Clicking in the horizontal bar with the words Advanced Filtering brings up a new window to filter the data. The first three filters work on individual cells, and the next three work on all cells collectively. All six filter parameters can be adjusted. The filters are applied in the order listed.
This article contains a high-level overview of the advanced filters in Tapestri Insights. For a more in-depth discussion, read the attached file.
The Advance Filtering page displays six graphs:
- Remove genotype in cell with quality < X
- Remove genotype in cell with read depth < X
- Remove genotype in cell with alternate allele freq < X
- Remove variants genotyped in < X% of cell (low-quality variants filter)
- Remove cells with < X% of genotypes present (low-quality cells filter)
- Remove variants mutated in < X% of cells (low-frequency variants filter)
The first time this page displays, each of the filters is set to the recommended thresholds described below. Only a Recommended button displays in the horizontal line with the words Advanced Filtering, indicating that all filters are set at the recommended levels. After adjusting any of the parameters, Recommended and Custom buttons display (see screenshot above).
Customize a filter by entering a number or adjusting the numbers using the up and down arrows and clicking inside the graph area. An area with options displays to the right of Advanced Filtering.
Recommended: Reverts to the recommended settings. Applying this option returns all the thresholds to the default values.
Custom: Overrides the default values.
Cancel: Cancel the change.
Apply: Apply the change. Changes must be applied before taking effect.
These filters work on individual cells. The filtering criteria are applied to the individual cells, and the genotype for the cells is removed based on the given value.
1. Remove genotype in cell with quality < X
This filter removes the genotype from all the cells that have quality less than the given value.
The genotype quality score represents the Phred-scaled confidence that the genotype assignment (GT) is correct, derived from the genotype normalized likelihoods of possible genotypes (PL). Specifically, the quality score is the difference between the PL of the second most likely genotype and the PL of the most likely genotype. The values of the PLs are normalized so that the most likely PL is always 0. So, the quality score ends up being equal to the second smallest PL, unless that PL is greater than 99. In GATK, the value of the quality score is capped at 99 because larger values are not more informative, but they take up more space in the file. So if the second most likely PL is greater than 99, we still assign a quality score of 99.
Basically, the genotype quality score gives you the difference between the likelihood of the two most likely genotypes. If it is low, there is not much confidence in the genotype, i.e., there was not enough evidence to confidently choose one genotype over another.
Default: We recommend removing genotypes with a quality less than 30.
2. Remove genotype in cell with read depth < X
This filter removes the genotype from all the cells that have read depth less than the given value.
The read depth per variant metric is the filtered depth at the cell level. This shows the number of filtered reads that support each of the reported alleles.
Default: We recommend removing genotypes with read depths of less than 10.
3. Remove genotype in cell with alternate allele freq < X
This filter removes the genotype from all the cells that have alternate allele frequency percentages less than the given value.

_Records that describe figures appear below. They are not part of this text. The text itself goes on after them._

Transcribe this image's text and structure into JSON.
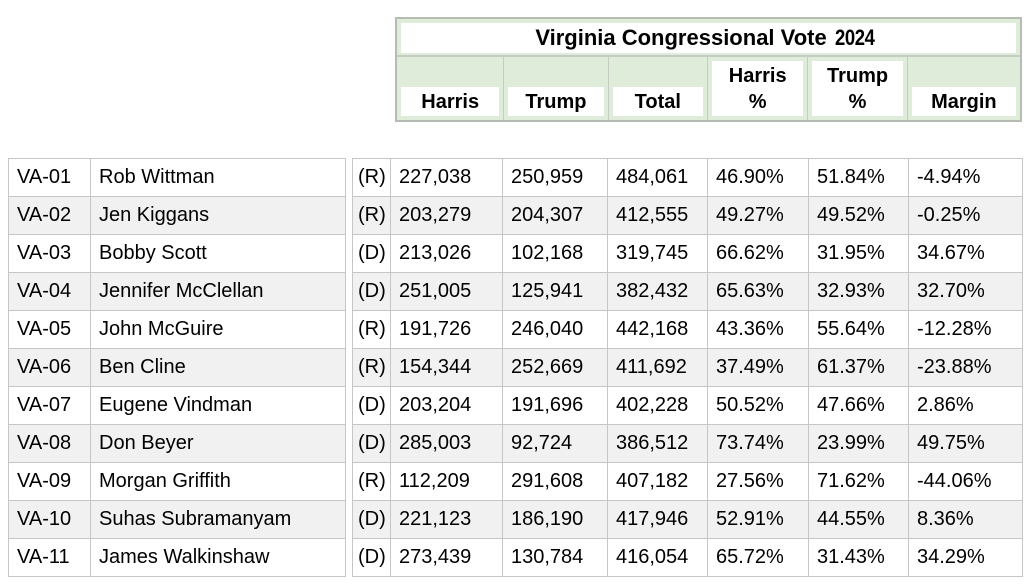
{
  "header": {
    "title_main": "Virginia Congressional Vote",
    "title_year": "2024",
    "columns": [
      {
        "key": "harris",
        "text": "Harris",
        "tall": false
      },
      {
        "key": "trump",
        "text": "Trump",
        "tall": false
      },
      {
        "key": "total",
        "text": "Total",
        "tall": false
      },
      {
        "key": "harris_pct",
        "text": "Harris\n%",
        "tall": true
      },
      {
        "key": "trump_pct",
        "text": "Trump\n%",
        "tall": true
      },
      {
        "key": "margin",
        "text": "Margin",
        "tall": false
      }
    ]
  },
  "chart_data": {
    "type": "table",
    "title": "Virginia Congressional Vote 2024",
    "visible_column_headers": [
      "Harris",
      "Trump",
      "Total",
      "Harris %",
      "Trump %",
      "Margin"
    ],
    "rows": [
      {
        "district": "VA-01",
        "name": "Rob Wittman",
        "party": "(R)",
        "harris": "227,038",
        "trump": "250,959",
        "total": "484,061",
        "harris_pct": "46.90%",
        "trump_pct": "51.84%",
        "margin": "-4.94%"
      },
      {
        "district": "VA-02",
        "name": "Jen Kiggans",
        "party": "(R)",
        "harris": "203,279",
        "trump": "204,307",
        "total": "412,555",
        "harris_pct": "49.27%",
        "trump_pct": "49.52%",
        "margin": "-0.25%"
      },
      {
        "district": "VA-03",
        "name": "Bobby Scott",
        "party": "(D)",
        "harris": "213,026",
        "trump": "102,168",
        "total": "319,745",
        "harris_pct": "66.62%",
        "trump_pct": "31.95%",
        "margin": "34.67%"
      },
      {
        "district": "VA-04",
        "name": "Jennifer McClellan",
        "party": "(D)",
        "harris": "251,005",
        "trump": "125,941",
        "total": "382,432",
        "harris_pct": "65.63%",
        "trump_pct": "32.93%",
        "margin": "32.70%"
      },
      {
        "district": "VA-05",
        "name": "John McGuire",
        "party": "(R)",
        "harris": "191,726",
        "trump": "246,040",
        "total": "442,168",
        "harris_pct": "43.36%",
        "trump_pct": "55.64%",
        "margin": "-12.28%"
      },
      {
        "district": "VA-06",
        "name": "Ben Cline",
        "party": "(R)",
        "harris": "154,344",
        "trump": "252,669",
        "total": "411,692",
        "harris_pct": "37.49%",
        "trump_pct": "61.37%",
        "margin": "-23.88%"
      },
      {
        "district": "VA-07",
        "name": "Eugene Vindman",
        "party": "(D)",
        "harris": "203,204",
        "trump": "191,696",
        "total": "402,228",
        "harris_pct": "50.52%",
        "trump_pct": "47.66%",
        "margin": "2.86%"
      },
      {
        "district": "VA-08",
        "name": "Don Beyer",
        "party": "(D)",
        "harris": "285,003",
        "trump": "92,724",
        "total": "386,512",
        "harris_pct": "73.74%",
        "trump_pct": "23.99%",
        "margin": "49.75%"
      },
      {
        "district": "VA-09",
        "name": "Morgan Griffith",
        "party": "(R)",
        "harris": "112,209",
        "trump": "291,608",
        "total": "407,182",
        "harris_pct": "27.56%",
        "trump_pct": "71.62%",
        "margin": "-44.06%"
      },
      {
        "district": "VA-10",
        "name": "Suhas Subramanyam",
        "party": "(D)",
        "harris": "221,123",
        "trump": "186,190",
        "total": "417,946",
        "harris_pct": "52.91%",
        "trump_pct": "44.55%",
        "margin": "8.36%"
      },
      {
        "district": "VA-11",
        "name": "James Walkinshaw",
        "party": "(D)",
        "harris": "273,439",
        "trump": "130,784",
        "total": "416,054",
        "harris_pct": "65.72%",
        "trump_pct": "31.43%",
        "margin": "34.29%"
      }
    ]
  },
  "colors": {
    "header_fill": "#dfecd9",
    "header_border": "#b6bcb2",
    "row_stripe": "#f1f1f1",
    "cell_border": "#c6c6c6",
    "text": "#000000"
  }
}
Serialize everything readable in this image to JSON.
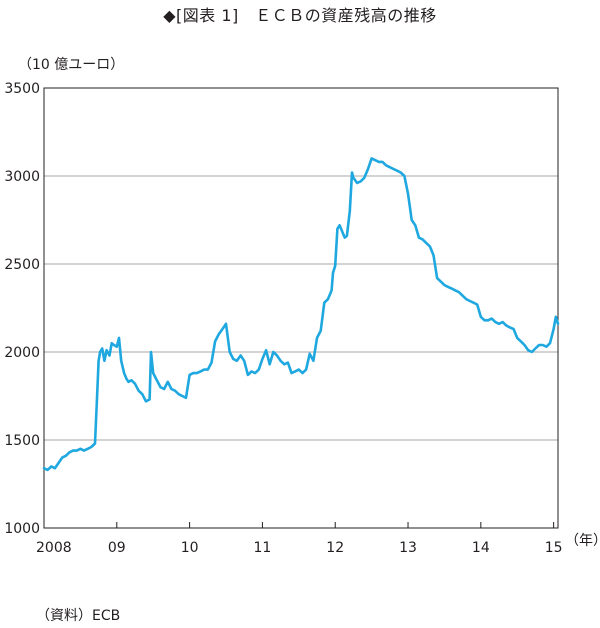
{
  "title": "◆[図表 1]　ＥＣＢの資産残高の推移",
  "source_note": "（資料）ECB",
  "chart_data": {
    "type": "line",
    "title": "◆[図表 1]　ＥＣＢの資産残高の推移",
    "ylabel": "（10 億ユーロ）",
    "xlabel": "（年）",
    "ylim": [
      1000,
      3500
    ],
    "y_ticks": [
      "1000",
      "1500",
      "2000",
      "2500",
      "3000",
      "3500"
    ],
    "x_ticks": [
      {
        "label": "2008",
        "year": 2008.0
      },
      {
        "label": "09",
        "year": 2009.0
      },
      {
        "label": "10",
        "year": 2010.0
      },
      {
        "label": "11",
        "year": 2011.0
      },
      {
        "label": "12",
        "year": 2012.0
      },
      {
        "label": "13",
        "year": 2013.0
      },
      {
        "label": "14",
        "year": 2014.0
      },
      {
        "label": "15",
        "year": 2015.0
      }
    ],
    "grid": "horizontal",
    "line_color": "#1fa8e0",
    "series": [
      {
        "x": [
          2008.0,
          2008.05,
          2008.1,
          2008.15,
          2008.2,
          2008.25,
          2008.3,
          2008.35,
          2008.4,
          2008.45,
          2008.5,
          2008.55,
          2008.6,
          2008.65,
          2008.7,
          2008.73,
          2008.75,
          2008.77,
          2008.8,
          2008.83,
          2008.86,
          2008.9,
          2008.93,
          2008.96,
          2009.0,
          2009.03,
          2009.06,
          2009.1,
          2009.13,
          2009.16,
          2009.2,
          2009.25,
          2009.3,
          2009.35,
          2009.4,
          2009.45,
          2009.47,
          2009.5,
          2009.55,
          2009.6,
          2009.65,
          2009.7,
          2009.75,
          2009.8,
          2009.85,
          2009.9,
          2009.95,
          2010.0,
          2010.05,
          2010.1,
          2010.15,
          2010.2,
          2010.25,
          2010.3,
          2010.35,
          2010.4,
          2010.45,
          2010.5,
          2010.55,
          2010.6,
          2010.65,
          2010.7,
          2010.75,
          2010.8,
          2010.85,
          2010.9,
          2010.95,
          2011.0,
          2011.05,
          2011.1,
          2011.15,
          2011.2,
          2011.25,
          2011.3,
          2011.35,
          2011.4,
          2011.45,
          2011.5,
          2011.55,
          2011.6,
          2011.65,
          2011.7,
          2011.75,
          2011.8,
          2011.85,
          2011.9,
          2011.95,
          2011.97,
          2012.0,
          2012.03,
          2012.06,
          2012.1,
          2012.13,
          2012.16,
          2012.2,
          2012.23,
          2012.25,
          2012.3,
          2012.35,
          2012.4,
          2012.45,
          2012.5,
          2012.55,
          2012.6,
          2012.65,
          2012.7,
          2012.75,
          2012.8,
          2012.85,
          2012.9,
          2012.95,
          2013.0,
          2013.05,
          2013.1,
          2013.15,
          2013.2,
          2013.25,
          2013.3,
          2013.35,
          2013.4,
          2013.45,
          2013.5,
          2013.55,
          2013.6,
          2013.65,
          2013.7,
          2013.75,
          2013.8,
          2013.85,
          2013.9,
          2013.95,
          2014.0,
          2014.05,
          2014.1,
          2014.15,
          2014.2,
          2014.25,
          2014.3,
          2014.35,
          2014.4,
          2014.45,
          2014.5,
          2014.55,
          2014.6,
          2014.65,
          2014.7,
          2014.75,
          2014.8,
          2014.85,
          2014.9,
          2014.95,
          2015.0,
          2015.03,
          2015.06
        ],
        "y": [
          1340,
          1330,
          1350,
          1340,
          1370,
          1400,
          1410,
          1430,
          1440,
          1440,
          1450,
          1440,
          1450,
          1460,
          1480,
          1750,
          1950,
          2000,
          2020,
          1950,
          2010,
          1980,
          2050,
          2040,
          2030,
          2080,
          1950,
          1880,
          1850,
          1830,
          1840,
          1820,
          1780,
          1760,
          1720,
          1730,
          2000,
          1880,
          1840,
          1800,
          1790,
          1830,
          1790,
          1780,
          1760,
          1750,
          1740,
          1870,
          1880,
          1880,
          1890,
          1900,
          1900,
          1940,
          2060,
          2100,
          2130,
          2160,
          2000,
          1960,
          1950,
          1980,
          1950,
          1870,
          1890,
          1880,
          1900,
          1960,
          2010,
          1930,
          2000,
          1980,
          1950,
          1930,
          1940,
          1880,
          1890,
          1900,
          1880,
          1900,
          1990,
          1950,
          2080,
          2120,
          2280,
          2300,
          2350,
          2450,
          2490,
          2700,
          2720,
          2680,
          2650,
          2660,
          2800,
          3020,
          2990,
          2960,
          2970,
          2990,
          3040,
          3100,
          3090,
          3080,
          3080,
          3060,
          3050,
          3040,
          3030,
          3020,
          3000,
          2900,
          2750,
          2720,
          2650,
          2640,
          2620,
          2600,
          2550,
          2420,
          2400,
          2380,
          2370,
          2360,
          2350,
          2340,
          2320,
          2300,
          2290,
          2280,
          2270,
          2200,
          2180,
          2180,
          2190,
          2170,
          2160,
          2170,
          2150,
          2140,
          2130,
          2080,
          2060,
          2040,
          2010,
          2000,
          2020,
          2040,
          2040,
          2030,
          2050,
          2130,
          2200,
          2160
        ]
      }
    ]
  }
}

The alternate allele frequency is the unfiltered allele depth, i.e., the number of reads that support each of the reported alleles. All reads at the position, including reads that did not pass the variant caller’s filters, are included in this number. Reads that were considered uninformative are not included. Reads are considered uninformative when they do not provide enough statistical evidence to support one allele over another. Only non-reference genotype calls are included.
Default: We recommend removing genotypes with alternate allele frequencies lower than 20.

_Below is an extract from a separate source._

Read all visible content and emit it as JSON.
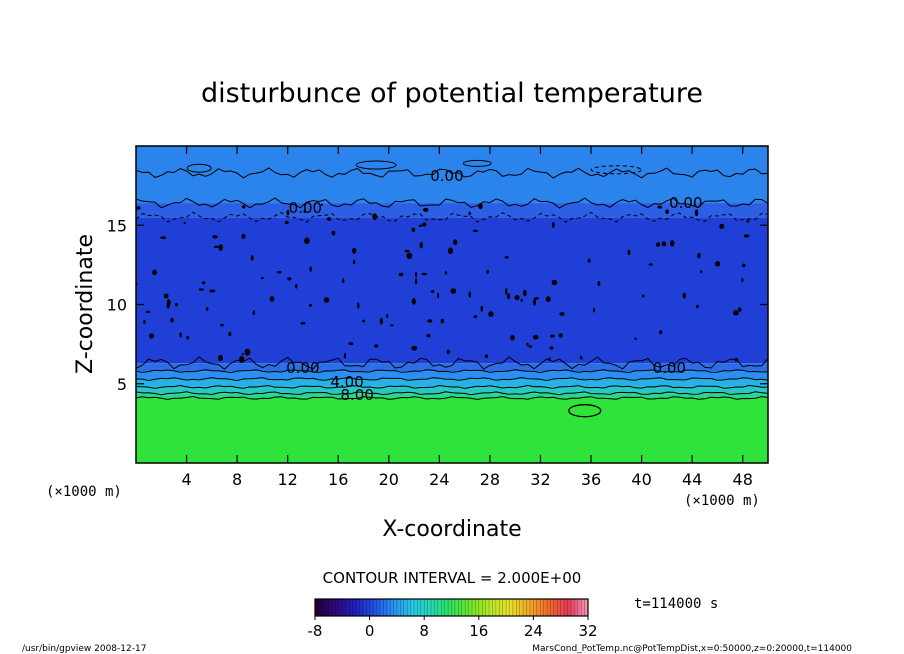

These filters work at a global level, removing cells and variants from the current analysis. The number of cells and variants that are discarded by these 3 filters are shown in the discarded data section on the Load Samples tab.
4. Remove variants genotyped in < X% of cell
This metric is the proportion of cells that have genotype information available. For example, a threshold of 80 % retains only variants for which information is available in at least 80% of all cells. Variants with information in fewer than 80 % of cells are removed.
Default: We recommend removing variants genotyped in less than 50% of the cells.
5. Remove cells with < X% of genotypes present
This metric is the proportion of genotype information available on a per-cell basis. For example, a threshold of 80 % retains only the cells with at least 80 % of genotype information available for any given variant.
Default: We recommend removing cells with less than 50 % of the genotypes present.
6. Remove variants mutated in < X% of cells
This metric is the percentage of cells across all cells with a genotype call as a non-reference genotype, e.g., heterozygous or homozygous alternate. Any variant with cells genotyped as HET or HOM ALT in less than the given threshold value would be discarded from the analysis.
The select threshold is dependent on the sample type and the scientific question one intends to address. For example, rare subclone detection requires a lower threshold.
Default: We recommend removing variants mutated in less than 1 % of the cells.